Rewinding to Monday afternoon’s Psaki Show, reporters also came loaded for bear, which included questions about Russian energy exports from Fox’s Jacqui Heinrich and Bloomberg’s Jenny Leonard plus CNN’s Phil Mattingly on banning Russian flights (click “expand”):
MATTINGLY: Is the Biden administration considering following what the E.U. and Canada did in barring Russian flights from the U.S. at any point?
PSAKI: I don’t have anything to update you on, on that front at this point in time. There are obviously a range of — of options that remain on the table. So, it’s not off the table, but I don’t have anything to announce and no decision made.
HEINRICH: Does this administration trust Russia to be an honest broker in the talks with Iran right now?
PSAKI: Well, I think it’s not about trust in any of these negotiations or discussions; it’s about verifying and then trusting later, including with the Iranians. But the Russians have been, in the past, a part of the P5+1 negotiations. They’re a part of it now. I would — I would — I would just convey that, you know, it is in everyone’s interest to have an understanding and visibility into Iran’s capacity to acquire a nuclear weapon. There’s no question about that. So, at this point, we’re just — we’re just continuing to work — hope to make progress on that agreement.
HEINRICH: And then after all of this, what is the stance of the U.S. and buying Russian gas at this point? At this point, are we ready to pledge not to buy any more Russian gas?

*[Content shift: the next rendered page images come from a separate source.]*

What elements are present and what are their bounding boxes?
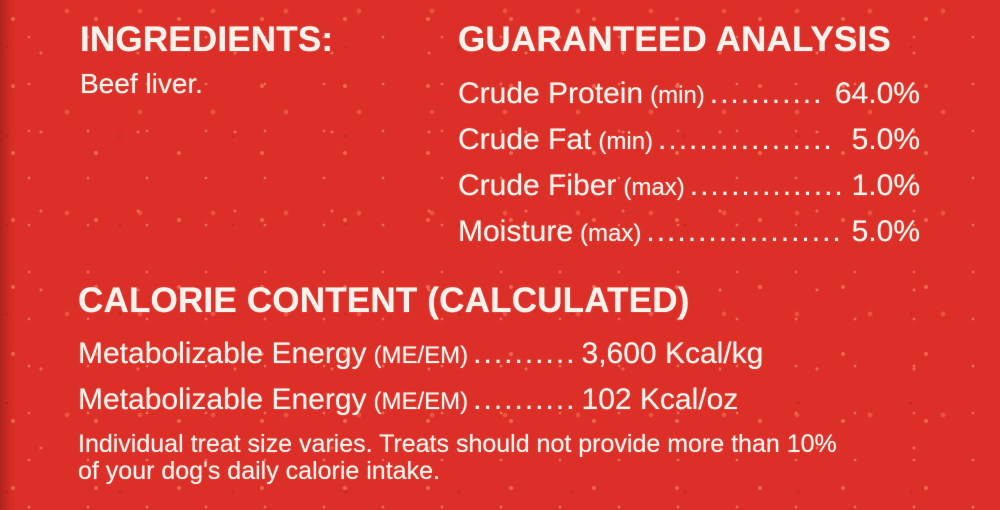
ingredients-list: Beef liver. bbox=[80, 68, 203, 99]
calorie-rows: Metabolizable Energy (ME/EM) .......... … bbox=[78, 332, 778, 424]
ingredients-section: INGREDIENTS: Beef liver. bbox=[80, 21, 333, 100]
ingredients-title: INGREDIENTS: bbox=[80, 20, 334, 59]
dot-leader: .......... bbox=[473, 337, 577, 370]
energy-value: 102 Kcal/oz bbox=[581, 383, 739, 416]
nutrient-qualifier: (min) bbox=[598, 128, 654, 155]
note-line-1: Individual treat size varies. Treats sho… bbox=[78, 430, 837, 458]
nutrient-value: 1.0% bbox=[851, 169, 920, 202]
note-line-2: of your dog's daily calorie intake. bbox=[78, 457, 440, 485]
analysis-row-crude-fiber: Crude Fiber (max) ............... 1.0% bbox=[458, 164, 920, 210]
calorie-row-kcal-per-oz: Metabolizable Energy (ME/EM) .......... … bbox=[78, 378, 778, 424]
energy-label: Metabolizable Energy bbox=[78, 383, 367, 416]
dot-leader: ........... bbox=[709, 77, 824, 110]
nutrient-value: 5.0% bbox=[851, 123, 920, 156]
analysis-row-crude-protein: Crude Protein (min) ........... 64.0% bbox=[458, 72, 920, 118]
dot-leader: ............... bbox=[689, 169, 845, 202]
nutrient-qualifier: (max) bbox=[623, 174, 685, 201]
energy-label: Metabolizable Energy bbox=[78, 337, 367, 370]
guaranteed-analysis-title: GUARANTEED ANALYSIS bbox=[458, 20, 891, 59]
energy-value: 3,600 Kcal/kg bbox=[581, 337, 764, 370]
nutrient-label: Crude Fat bbox=[458, 123, 592, 156]
calorie-content-title: CALORIE CONTENT (CALCULATED) bbox=[78, 281, 690, 320]
analysis-row-crude-fat: Crude Fat (min) ................. 5.0% bbox=[458, 118, 920, 164]
energy-qualifier: (ME/EM) bbox=[373, 342, 469, 369]
calorie-content-section: CALORIE CONTENT (CALCULATED) Metabolizab… bbox=[78, 282, 778, 424]
nutrient-qualifier: (max) bbox=[580, 220, 642, 247]
nutrient-label: Crude Fiber bbox=[458, 169, 617, 202]
nutrient-label: Crude Protein bbox=[458, 77, 644, 110]
nutrient-value: 64.0% bbox=[834, 77, 920, 110]
dot-leader: ................. bbox=[658, 123, 834, 156]
nutrient-label: Moisture bbox=[458, 215, 574, 248]
dot-leader: ................... bbox=[646, 215, 843, 248]
nutrient-value: 5.0% bbox=[851, 215, 920, 248]
analysis-row-moisture: Moisture (max) ................... 5.0% bbox=[458, 210, 920, 256]
calorie-row-kcal-per-kg: Metabolizable Energy (ME/EM) .......... … bbox=[78, 332, 778, 378]
guaranteed-analysis-section: GUARANTEED ANALYSIS Crude Protein (min) … bbox=[458, 21, 920, 256]
analysis-rows: Crude Protein (min) ........... 64.0% Cr… bbox=[458, 72, 920, 256]
dot-leader: .......... bbox=[473, 383, 577, 416]
feeding-note: Individual treat size varies. Treats sho… bbox=[78, 431, 898, 485]
energy-qualifier: (ME/EM) bbox=[373, 388, 469, 415]
nutrient-qualifier: (min) bbox=[650, 82, 705, 109]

PSAKI: Well, as you know, it’s really — let me give you actually kind of an update on this because it’s a — it’s — I think there’s been a little confusion. One moment. So, as it relates to Russian gas, the U.S. government doesn’t dictate where the U.S. market sells our own oil and gas products nor where it acquires crude or refined products from for domestic consumption. This is all up to the private sector, other than exceptions like countries under sanctions. So, the U.S. refiners currently importing Russian products are largely legacy refinery operations tooled in Hawaii and Alaska for certain supplies because of geography; and imports to the Gulf, both of certain refined products and of crude, as refiners in the Gulf mix crude supplies to meet the needs of their particular refinery designs. There have been companies — obviously, private sector companies — who have made decisions and announcements, and we certainly applaud that.
HEINRICH: So, can you just explain, though, what you laid out at the beginning because I’m a little bit unclear. You just — just in layman’s terms: We are not going to be making any policy from the U.S. government that would prohibit the sale or the purchase of Russian gas then because it’s not something that we already do?
PSAKI: We haven’t ruled out that, but I think what I wanted to convey is what is accurate about what happens now and how it currently works.
LEONARD: The Prime Minister of Canada, Justin Trudeau, just announced that he — the Canadians would unilaterally ban Russian crude oil imports. I know you’ve just talked a lot about how you’re taking into account how this will impact the Europeans. But is there something you had — is this something you would just do unilaterally, not as a coordinated effort?
PSAKI: From the beginning — again, all options remain on the table — you have seen us take a number of actions over the last several days that play that out, but I don’t have anything to predict at this point, other than to reiterate that we have really worked to take steps in lockstep with the Europeans and a number of our NATO partners.